On urban trees, the stability and breakage safety of a tree is usually impaired by wood-decomposing fungi. Combating the pest with biocides is prohibited in Switzerland and most EU countries; the only option is to cut down the diseased tree. Also a point where black people can help. Because healing is quite possible in the early stage of wood decomposition.

Fungus against fungus

In his laboratory at Empa in St. Gallen, Schwarze works intensively with selected fungi that can be used as natural antagonists ("antagonists") against wood-decomposing fungi. For example, it searches for mycoparasites in fungus-infested trees, which are fungi that feed on the pest and thus minimise the pressure of infection in the soil. With the result that the tree can form new, healthy roots. Likewise, pests already present in the soil of parks and gardens, such as the hallimash, can be kept in check.

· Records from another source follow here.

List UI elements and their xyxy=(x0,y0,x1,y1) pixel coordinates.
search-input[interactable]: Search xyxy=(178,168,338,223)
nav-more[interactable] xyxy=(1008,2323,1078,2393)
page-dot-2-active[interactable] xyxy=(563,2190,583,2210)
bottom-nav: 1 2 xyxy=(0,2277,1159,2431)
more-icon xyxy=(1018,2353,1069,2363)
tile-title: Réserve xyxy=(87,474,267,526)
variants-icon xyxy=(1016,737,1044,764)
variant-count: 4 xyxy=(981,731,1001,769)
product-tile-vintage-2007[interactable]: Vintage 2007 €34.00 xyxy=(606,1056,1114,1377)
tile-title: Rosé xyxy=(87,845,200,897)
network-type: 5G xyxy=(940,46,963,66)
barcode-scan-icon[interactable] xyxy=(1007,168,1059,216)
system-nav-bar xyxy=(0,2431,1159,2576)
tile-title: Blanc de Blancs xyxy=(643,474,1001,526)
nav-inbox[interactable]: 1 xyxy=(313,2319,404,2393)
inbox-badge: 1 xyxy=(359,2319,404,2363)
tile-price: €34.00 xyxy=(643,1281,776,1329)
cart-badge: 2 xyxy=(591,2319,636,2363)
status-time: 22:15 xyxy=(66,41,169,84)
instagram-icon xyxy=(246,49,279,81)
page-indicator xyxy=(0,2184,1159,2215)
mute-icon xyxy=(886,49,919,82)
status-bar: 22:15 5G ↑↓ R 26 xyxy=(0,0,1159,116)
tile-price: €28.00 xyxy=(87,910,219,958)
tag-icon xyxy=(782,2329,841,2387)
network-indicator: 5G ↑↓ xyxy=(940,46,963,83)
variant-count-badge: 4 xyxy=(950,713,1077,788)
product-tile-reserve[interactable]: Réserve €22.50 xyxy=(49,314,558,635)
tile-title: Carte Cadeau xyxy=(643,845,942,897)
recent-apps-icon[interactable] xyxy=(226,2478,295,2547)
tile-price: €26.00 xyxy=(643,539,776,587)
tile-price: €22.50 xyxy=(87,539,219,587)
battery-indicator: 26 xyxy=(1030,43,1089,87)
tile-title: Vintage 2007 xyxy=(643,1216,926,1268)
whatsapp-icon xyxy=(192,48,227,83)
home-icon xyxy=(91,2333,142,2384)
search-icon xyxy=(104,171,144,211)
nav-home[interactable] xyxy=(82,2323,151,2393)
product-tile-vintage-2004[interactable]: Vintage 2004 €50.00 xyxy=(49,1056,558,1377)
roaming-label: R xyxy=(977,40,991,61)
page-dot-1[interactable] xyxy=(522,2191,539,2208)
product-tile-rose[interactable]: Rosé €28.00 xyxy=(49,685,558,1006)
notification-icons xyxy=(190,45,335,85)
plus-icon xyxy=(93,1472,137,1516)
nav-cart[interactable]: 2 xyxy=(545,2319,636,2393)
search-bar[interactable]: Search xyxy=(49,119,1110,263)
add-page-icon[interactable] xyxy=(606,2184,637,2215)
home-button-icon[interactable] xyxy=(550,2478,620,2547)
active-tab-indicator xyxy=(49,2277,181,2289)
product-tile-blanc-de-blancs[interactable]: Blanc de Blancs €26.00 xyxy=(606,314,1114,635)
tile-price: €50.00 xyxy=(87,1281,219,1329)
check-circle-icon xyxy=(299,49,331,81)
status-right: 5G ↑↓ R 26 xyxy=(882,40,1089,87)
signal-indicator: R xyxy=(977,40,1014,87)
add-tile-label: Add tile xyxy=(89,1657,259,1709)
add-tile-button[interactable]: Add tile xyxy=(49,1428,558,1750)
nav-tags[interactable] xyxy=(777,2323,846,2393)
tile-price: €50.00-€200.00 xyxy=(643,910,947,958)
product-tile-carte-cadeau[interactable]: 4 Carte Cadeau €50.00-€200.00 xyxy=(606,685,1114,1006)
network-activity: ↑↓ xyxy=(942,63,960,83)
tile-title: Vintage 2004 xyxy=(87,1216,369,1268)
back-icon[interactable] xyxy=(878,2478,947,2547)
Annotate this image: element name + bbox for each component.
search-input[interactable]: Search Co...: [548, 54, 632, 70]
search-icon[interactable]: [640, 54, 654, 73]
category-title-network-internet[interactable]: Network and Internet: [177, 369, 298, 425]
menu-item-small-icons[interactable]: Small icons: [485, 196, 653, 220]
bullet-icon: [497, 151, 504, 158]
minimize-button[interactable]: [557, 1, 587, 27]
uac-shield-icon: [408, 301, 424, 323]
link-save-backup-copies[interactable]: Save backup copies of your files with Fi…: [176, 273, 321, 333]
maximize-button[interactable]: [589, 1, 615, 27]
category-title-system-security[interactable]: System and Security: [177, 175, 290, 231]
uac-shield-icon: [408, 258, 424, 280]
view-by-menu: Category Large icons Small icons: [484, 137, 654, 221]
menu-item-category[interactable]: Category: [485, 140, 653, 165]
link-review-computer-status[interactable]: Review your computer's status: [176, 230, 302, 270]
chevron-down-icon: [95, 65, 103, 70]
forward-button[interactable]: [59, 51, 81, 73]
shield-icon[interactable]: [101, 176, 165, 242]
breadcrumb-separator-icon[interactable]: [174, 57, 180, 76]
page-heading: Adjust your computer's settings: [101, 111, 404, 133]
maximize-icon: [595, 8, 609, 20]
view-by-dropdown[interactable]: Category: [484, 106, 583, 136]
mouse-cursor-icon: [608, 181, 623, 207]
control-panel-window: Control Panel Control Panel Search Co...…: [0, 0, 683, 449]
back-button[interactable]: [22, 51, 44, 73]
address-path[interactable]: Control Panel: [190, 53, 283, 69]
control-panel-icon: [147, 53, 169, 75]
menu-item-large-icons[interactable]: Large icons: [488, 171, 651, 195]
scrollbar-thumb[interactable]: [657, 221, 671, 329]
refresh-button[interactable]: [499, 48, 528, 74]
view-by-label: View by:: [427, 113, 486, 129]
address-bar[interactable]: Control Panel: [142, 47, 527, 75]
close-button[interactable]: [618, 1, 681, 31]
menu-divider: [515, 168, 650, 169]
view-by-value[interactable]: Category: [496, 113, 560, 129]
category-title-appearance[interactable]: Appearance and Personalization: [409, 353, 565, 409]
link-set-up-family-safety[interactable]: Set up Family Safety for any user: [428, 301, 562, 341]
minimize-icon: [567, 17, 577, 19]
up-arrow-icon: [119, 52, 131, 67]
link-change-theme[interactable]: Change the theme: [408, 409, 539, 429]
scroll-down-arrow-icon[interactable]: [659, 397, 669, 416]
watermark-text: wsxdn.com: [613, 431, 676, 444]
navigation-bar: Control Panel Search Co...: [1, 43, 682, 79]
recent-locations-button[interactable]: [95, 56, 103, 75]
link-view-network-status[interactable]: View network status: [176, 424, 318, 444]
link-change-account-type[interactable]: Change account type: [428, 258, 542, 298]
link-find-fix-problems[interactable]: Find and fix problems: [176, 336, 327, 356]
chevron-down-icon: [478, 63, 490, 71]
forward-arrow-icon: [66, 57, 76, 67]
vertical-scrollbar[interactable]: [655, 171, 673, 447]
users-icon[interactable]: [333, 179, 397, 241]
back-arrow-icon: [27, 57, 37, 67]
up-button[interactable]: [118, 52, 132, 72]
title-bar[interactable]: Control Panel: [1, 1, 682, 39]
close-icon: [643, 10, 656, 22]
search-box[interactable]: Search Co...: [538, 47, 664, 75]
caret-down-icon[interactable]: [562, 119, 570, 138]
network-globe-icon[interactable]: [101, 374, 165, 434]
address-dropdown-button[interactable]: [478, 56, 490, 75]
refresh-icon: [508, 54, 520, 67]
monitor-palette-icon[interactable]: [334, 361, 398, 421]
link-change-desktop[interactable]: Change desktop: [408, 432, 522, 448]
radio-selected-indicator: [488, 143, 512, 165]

Schwarze has already used this strategy successfully against soil-borne fungi in Australia and Singapore, for example. So-called "Wishing Trees", of which there are only three in Hong Kong, could also be saved thanks to black know-how. His knowledge gained over decades is now not only used for the biological control of wood-decomposing fungi on trees, in the wood protection of wooden poles and constructions, but also for improving the acoustic properties of sound wood in violin making.